Blockchain for embedded systems
Perhaps best known for cryptocurrency, blockchain technology can also be a powerful tool for embedded systems. Put aside Bitcoin for a moment and consider what blockchain provides: A verified, immutable record of actions across distributed systems with robust security capabilities. If desired, the actual contents of a blockchain can be encrypted – providing secrecy as well as integrity.
These capabilities can be used in many ways. They can range from robust methods to gather sensor data to building more secure command and control systems that work even in the presence of system failure, degraded communications, and compromised or hostile nodes inside your perimeter.
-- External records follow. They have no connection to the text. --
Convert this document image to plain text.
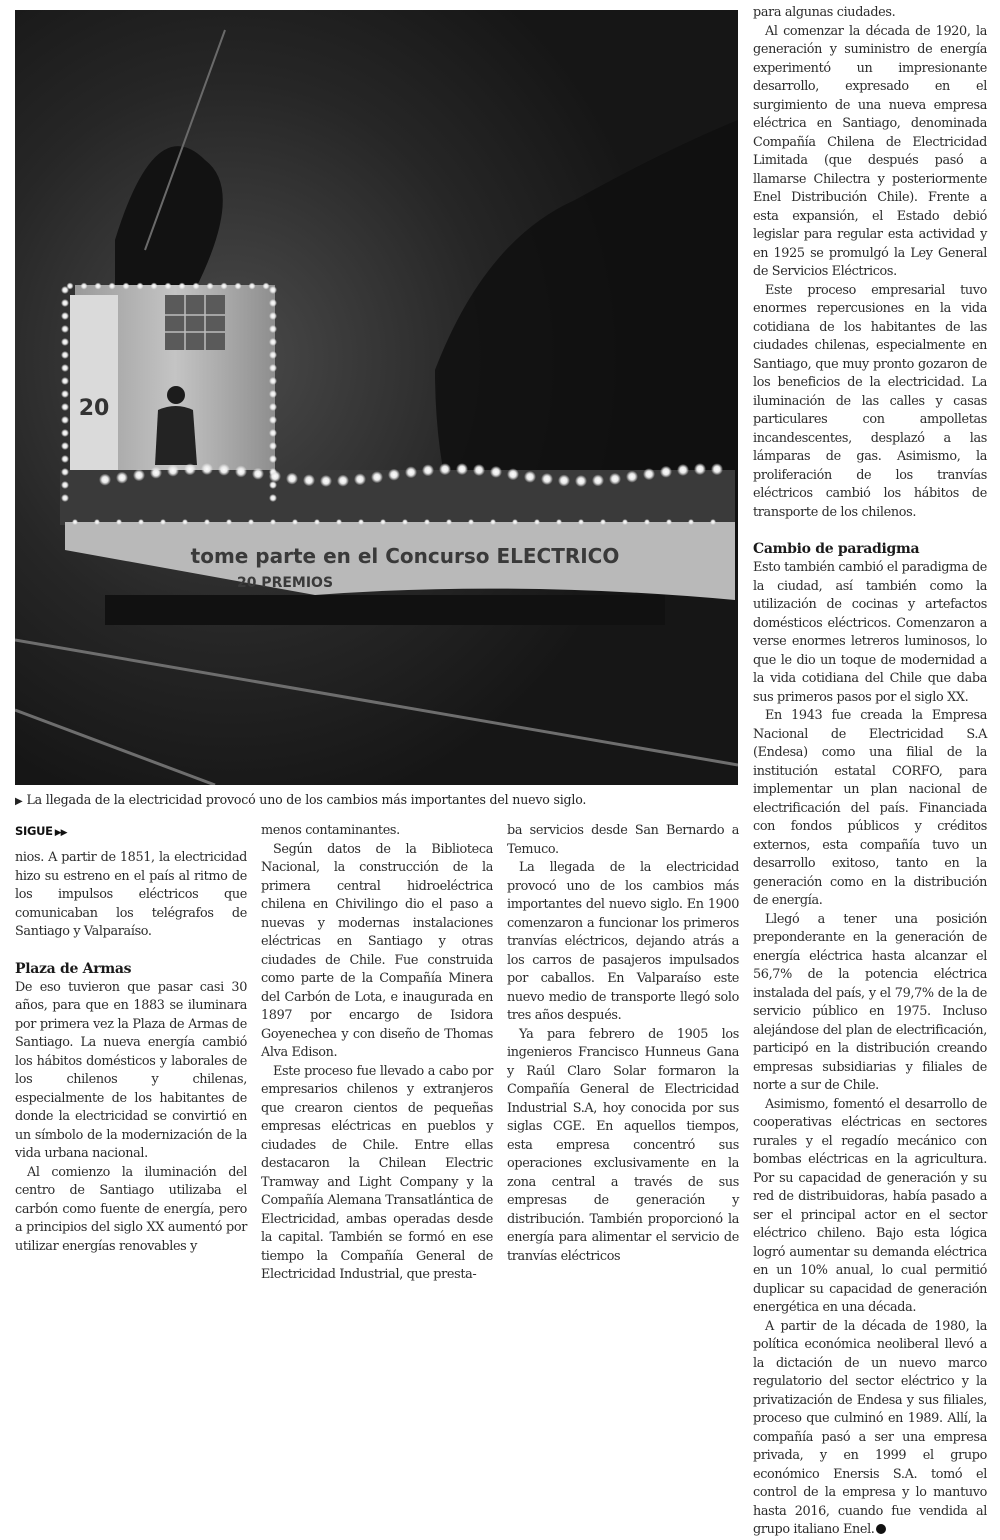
20
tome parte en el Concurso ELECTRICO
20 PREMIOS
▶ La llegada de la electricidad provocó uno de los cambios más importantes del nuevo siglo.
SIGUE ▶▶

nios. A partir de 1851, la electricidad hizo su estreno en el país al ritmo de los impulsos eléctricos que comunicaban los telégrafos de Santiago y Valparaíso.

Plaza de Armas

De eso tuvieron que pasar casi 30 años, para que en 1883 se iluminara por primera vez la Plaza de Armas de Santiago. La nueva energía cambió los hábitos domésticos y laborales de los chilenos y chilenas, especialmente de los habitantes de donde la electricidad se convirtió en un símbolo de la modernización de la vida urbana nacional.

Al comienzo la iluminación del centro de Santiago utilizaba el carbón como fuente de energía, pero a principios del siglo XX aumentó por utilizar energías renovables y

menos contaminantes.

Según datos de la Biblioteca Nacional, la construcción de la primera central hidroeléctrica chilena en Chivilingo dio el paso a nuevas y modernas instalaciones eléctricas en Santiago y otras ciudades de Chile. Fue construida como parte de la Compañía Minera del Carbón de Lota, e inaugurada en 1897 por encargo de Isidora Goyenechea y con diseño de Thomas Alva Edison.

Este proceso fue llevado a cabo por empresarios chilenos y extranjeros que crearon cientos de pequeñas empresas eléctricas en pueblos y ciudades de Chile. Entre ellas destacaron la Chilean Electric Tramway and Light Company y la Compañía Alemana Transatlántica de Electricidad, ambas operadas desde la capital. También se formó en ese tiempo la Compañía General de Electricidad Industrial, que presta-

ba servicios desde San Bernardo a Temuco.

La llegada de la electricidad provocó uno de los cambios más importantes del nuevo siglo. En 1900 comenzaron a funcionar los primeros tranvías eléctricos, dejando atrás a los carros de pasajeros impulsados por caballos. En Valparaíso este nuevo medio de transporte llegó solo tres años después.

Ya para febrero de 1905 los ingenieros Francisco Hunneus Gana y Raúl Claro Solar formaron la Compañía General de Electricidad Industrial S.A, hoy conocida por sus siglas CGE. En aquellos tiempos, esta empresa concentró sus operaciones exclusivamente en la zona central a través de sus empresas de generación y distribución. También proporcionó la energía para alimentar el servicio de tranvías eléctricos

para algunas ciudades.

Al comenzar la década de 1920, la generación y suministro de energía experimentó un impresionante desarrollo, expresado en el surgimiento de una nueva empresa eléctrica en Santiago, denominada Compañía Chilena de Electricidad Limitada (que después pasó a llamarse Chilectra y posteriormente Enel Distribución Chile). Frente a esta expansión, el Estado debió legislar para regular esta actividad y en 1925 se promulgó la Ley General de Servicios Eléctricos.

Este proceso empresarial tuvo enormes repercusiones en la vida cotidiana de los habitantes de las ciudades chilenas, especialmente en Santiago, que muy pronto gozaron de los beneficios de la electricidad. La iluminación de las calles y casas particulares con ampolletas incandescentes, desplazó a las lámparas de gas. Asimismo, la proliferación de los tranvías eléctricos cambió los hábitos de transporte de los chilenos.

Cambio de paradigma

Esto también cambió el paradigma de la ciudad, así también como la utilización de cocinas y artefactos domésticos eléctricos. Comenzaron a verse enormes letreros luminosos, lo que le dio un toque de modernidad a la vida cotidiana del Chile que daba sus primeros pasos por el siglo XX.

En 1943 fue creada la Empresa Nacional de Electricidad S.A (Endesa) como una filial de la institución estatal CORFO, para implementar un plan nacional de electrificación del país. Financiada con fondos públicos y créditos externos, esta compañía tuvo un desarrollo exitoso, tanto en la generación como en la distribución de energía.

Llegó a tener una posición preponderante en la generación de energía eléctrica hasta alcanzar el 56,7% de la potencia eléctrica instalada del país, y el 79,7% de la de servicio público en 1975. Incluso alejándose del plan de electrificación, participó en la distribución creando empresas subsidiarias y filiales de norte a sur de Chile.

Asimismo, fomentó el desarrollo de cooperativas eléctricas en sectores rurales y el regadío mecánico con bombas eléctricas en la agricultura. Por su capacidad de generación y su red de distribuidoras, había pasado a ser el principal actor en el sector eléctrico chileno. Bajo esta lógica logró aumentar su demanda eléctrica en un 10% anual, lo cual permitió duplicar su capacidad de generación energética en una década.

A partir de la década de 1980, la política económica neoliberal llevó a la dictación de un nuevo marco regulatorio del sector eléctrico y la privatización de Endesa y sus filiales, proceso que culminó en 1989. Allí, la compañía pasó a ser una empresa privada, y en 1999 el grupo económico Enersis S.A. tomó el control de la empresa y lo mantuvo hasta 2016, cuando fue vendida al grupo italiano Enel.
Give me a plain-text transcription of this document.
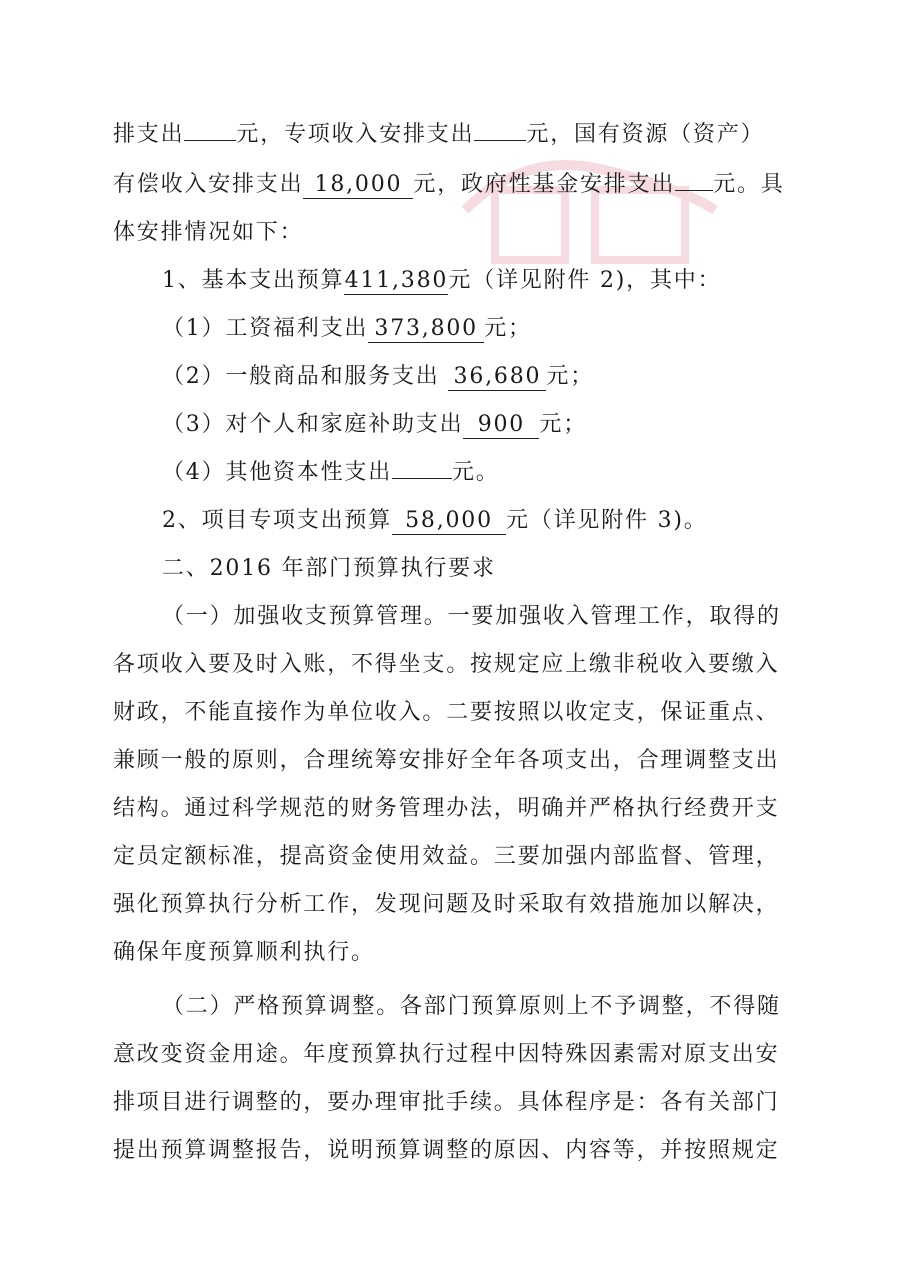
排支出 元，专项收入安排支出 元，国有资源（资产）
有偿收入安排支出 18,000 元，政府性基金安排支出 元。具
体安排情况如下：
1、基本支出预算411,380元（详见附件 2)，其中：
（1）工资福利支出 373,800 元；
（2）一般商品和服务支出 36,680 元；
（3）对个人和家庭补助支出 900 元；
（4）其他资本性支出	元。
2、项目专项支出预算 58,000 元（详见附件 3)。
二、2016 年部门预算执行要求
（一）加强收支预算管理。一要加强收入管理工作，取得的
各项收入要及时入账，不得坐支。按规定应上缴非税收入要缴入
财政，不能直接作为单位收入。二要按照以收定支，保证重点、
兼顾一般的原则，合理统筹安排好全年各项支出，合理调整支出
结构。通过科学规范的财务管理办法，明确并严格执行经费开支
定员定额标准，提高资金使用效益。三要加强内部监督、管理，
强化预算执行分析工作，发现问题及时采取有效措施加以解决，
确保年度预算顺利执行。
（二）严格预算调整。各部门预算原则上不予调整，不得随
意改变资金用途。年度预算执行过程中因特殊因素需对原支出安
排项目进行调整的，要办理审批手续。具体程序是：各有关部门
提出预算调整报告，说明预算调整的原因、内容等，并按照规定
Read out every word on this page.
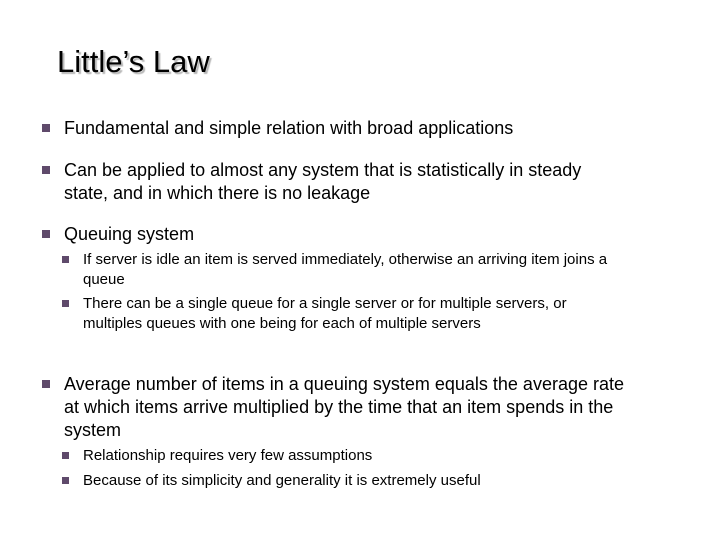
Little’s Law
Fundamental and simple relation with broad applications
Can be applied to almost any system that is statistically in steady state, and in which there is no leakage
Queuing system
If server is idle an item is served immediately, otherwise an arriving item joins a queue
There can be a single queue for a single server or for multiple servers, or multiples queues with one being for each of multiple servers
Average number of items in a queuing system equals the average rate at which items arrive multiplied by the time that an item spends in the system
Relationship requires very few assumptions
Because of its simplicity and generality it is extremely useful
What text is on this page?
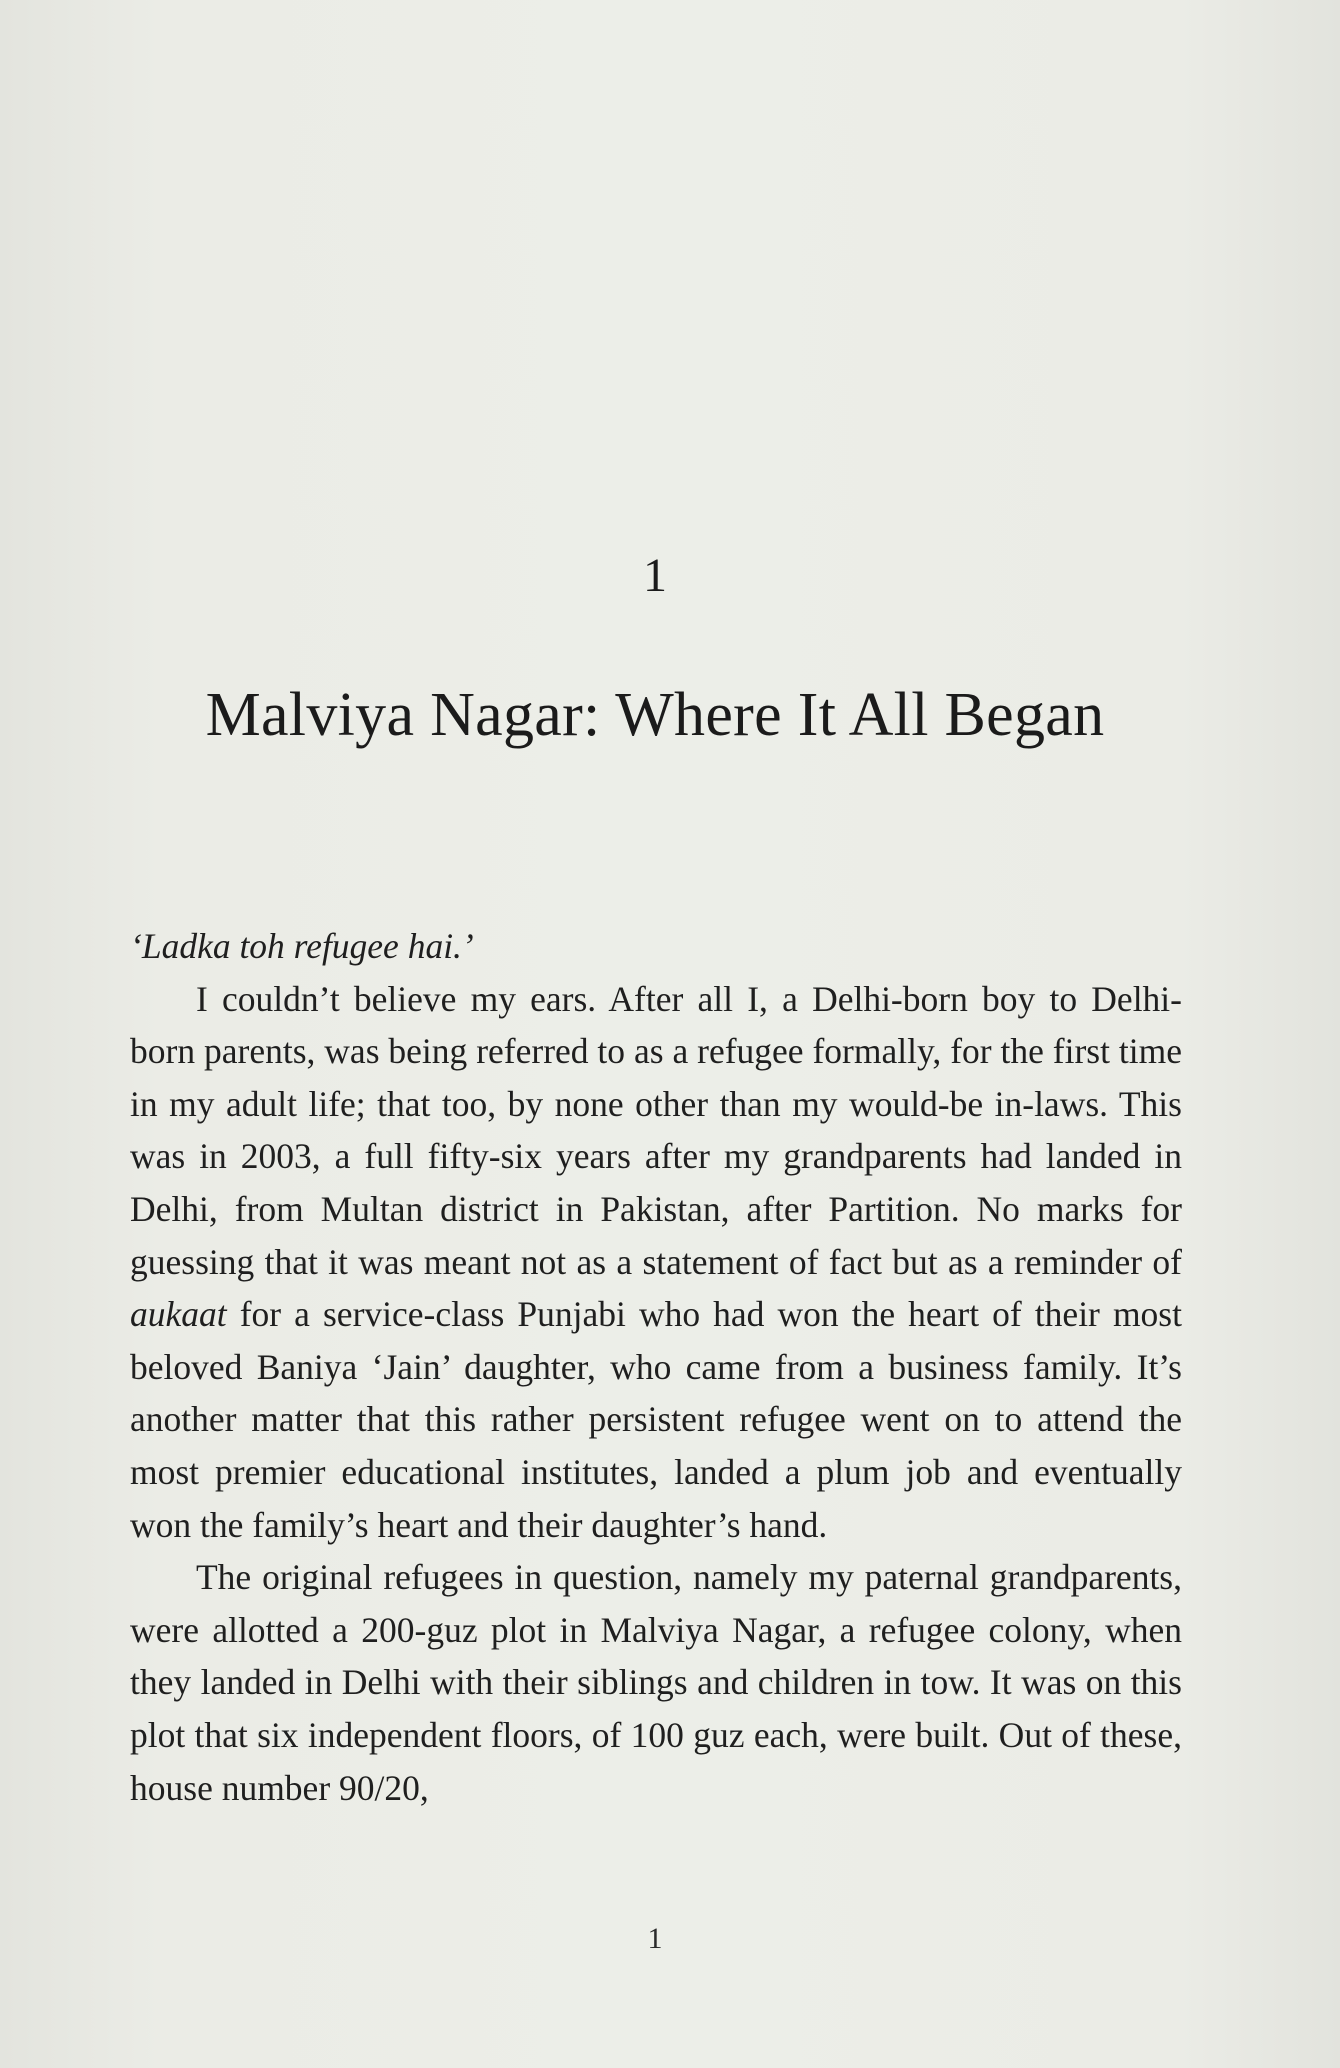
1
Malviya Nagar: Where It All Began

‘Ladka toh refugee hai.’

I couldn’t believe my ears. After all I, a Delhi-born boy to Delhi-born parents, was being referred to as a refugee formally, for the first time in my adult life; that too, by none other than my would-be in-laws. This was in 2003, a full fifty-six years after my grandparents had landed in Delhi, from Multan district in Pakistan, after Partition. No marks for guessing that it was meant not as a statement of fact but as a reminder of aukaat for a service-class Punjabi who had won the heart of their most beloved Baniya ‘Jain’ daughter, who came from a business family. It’s another matter that this rather persistent refugee went on to attend the most premier educational institutes, landed a plum job and eventually won the family’s heart and their daughter’s hand.

The original refugees in question, namely my paternal grandparents, were allotted a 200-guz plot in Malviya Nagar, a refugee colony, when they landed in Delhi with their siblings and children in tow. It was on this plot that six independent floors, of 100 guz each, were built. Out of these, house number 90/20,

1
While a blockchain can be implemented with standardized frameworks, such as Hyperledger or Ethereum, it can also be implemented with custom systems to meet specific needs. Embedded systems are likely to use custom blockchain implementations to meet the power, performance, and functional requirements of these systems.
The block and chain
At the most basic level, a blockchain is made of two components: the block, which is a set of data, and the chain, which is a hash of the data in the previous block and which is used to establish the link between blocks. Any attempts to modify a block will change the hash of that block, producing a validation failure when compared with the recorded hash in the next block. You can trace the entire history of a blockchain by reading each block and validating it against the next block.
While a block can contain a single piece of data, for efficiency several pieces of data are commonly placed in a single block. In addition to holding data, a special strength of a blockchain is that it can handle transactions – changes in the state of data. Blockchains provide an elegant method for handling transactions in a distributed environment – even in untrusted environments and across unsecure transports.
A blockchain system consists of several components. It includes systems that are designed to create and submit data or transactions; serialization servers that process transactions in order; validation servers that verify the transactions and create the official blocks to be added to the blockchain; and a distribution mechanism for the validated blocks.
Blockchain in action
Consider an example of a contaminated site, such as the former military bases on Cape Cod. Here, decades of fuel spills and munitions testing have contaminated the soil and groundwater that is undergoing remediation.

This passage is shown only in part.